The competition was spearheaded by Education With Enterprise Trust (EWET) with the hope of devoting special attention to entrepreneurship development within schools in the country.

The theme of the competition is to create a culture of entrepreneurship within South African schools – one school at a time.

On Thursday February 28, various dignitaries and officials from the provincial Department of Education gathered at the school to celebrate with the pupils, parents and staff and receive the cheque. EWET programme leader, Tshidi Sekopa, said the trust aims to instil an entrepreneurship spirit among the youth while urging them to become entrepreneurs in the future. She said through the competition they want to introduce the benefits of entrepreneurship to the youth and sharpen their mindset.

She said that entrepreneurship is a critical skill and useful in both personal and social aspects of everyday life.

Ms Sekopa said entrepreneurial pupils make things happen for themselves by accepting responsibility while non-entrepreneurial pupils tend to wait for government or somebody else to deliver. She explained that the programme aims to assist the pupils to be able to sense an opportunity – while non-entrepreneurial pupils see confusion, chaos and contradictions.

Ms Sekopa said some of the principles of the competition states that effective entrepreneurship education promotes entrepreneurship as a career choice among all the pupils of a school.

She also said entrepreneurship education links in-school curriculum work with extramural activities where pupils were able to apply and practice the theory through practical activities.

However, she said the involvement of parents, community members and business people as stakeholders in the development of the pupils in pursuit of the creation of a culture of entrepreneurship was critical.
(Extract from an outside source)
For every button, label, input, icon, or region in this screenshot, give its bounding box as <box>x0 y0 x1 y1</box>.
“We want the pupils to make wise and well-informed life choices.

“The intent is for pupils to become creators of jobs rather than job seekers. We believe that in school it is more pro-active in that it prepares pupils early on for life after school.

“It is about the creation of entrepreneurial intent,” she said.

MEC for Education, Debbie Schäfer, said youth employment was one of the biggest issues facing the country and she was a firm believer in entrepreneurship and cultivating entrepreneurs to grow the economy.
She said as the government they need to encourage entrepreneurship, and organisations and competitions such as this improve the government’s capacity to provide such training and creating exposure to these opportunities.

Ms Schäfer said in education they were responsible for preparing the youth to build successful lives and become active citizens so that they could lead a dignified life.

But she said to do that they need to prepare them for the wide range of possibilities that lie ahead of them.

“Most schools teach business studies, business management or economics to pupils but the sad reality is that while this subject does indeed focus on the ins and outs of starting and managing a business, it does not teach our ambitious young pupils what it truly really means to be an entrepreneur. It does not teach them which of their personality traits and characteristics they should be aiming to hone in on, “ she said.

Principal, Patrick Barnes said they were excited about winning the competition. He said they first entered the competition in 2016 where they walked away with R25 000 as beginners. But he said in 2017 they came second nationally, walking away with R50 000.

Mr Barnes said last year they identified their mistakes and rectified them and entered the competition with a winning mentality.

He said it was important that they expose the children to a wide range of things so that they could grow as well. He believes that winning the competition indicates that the school is growing and improving.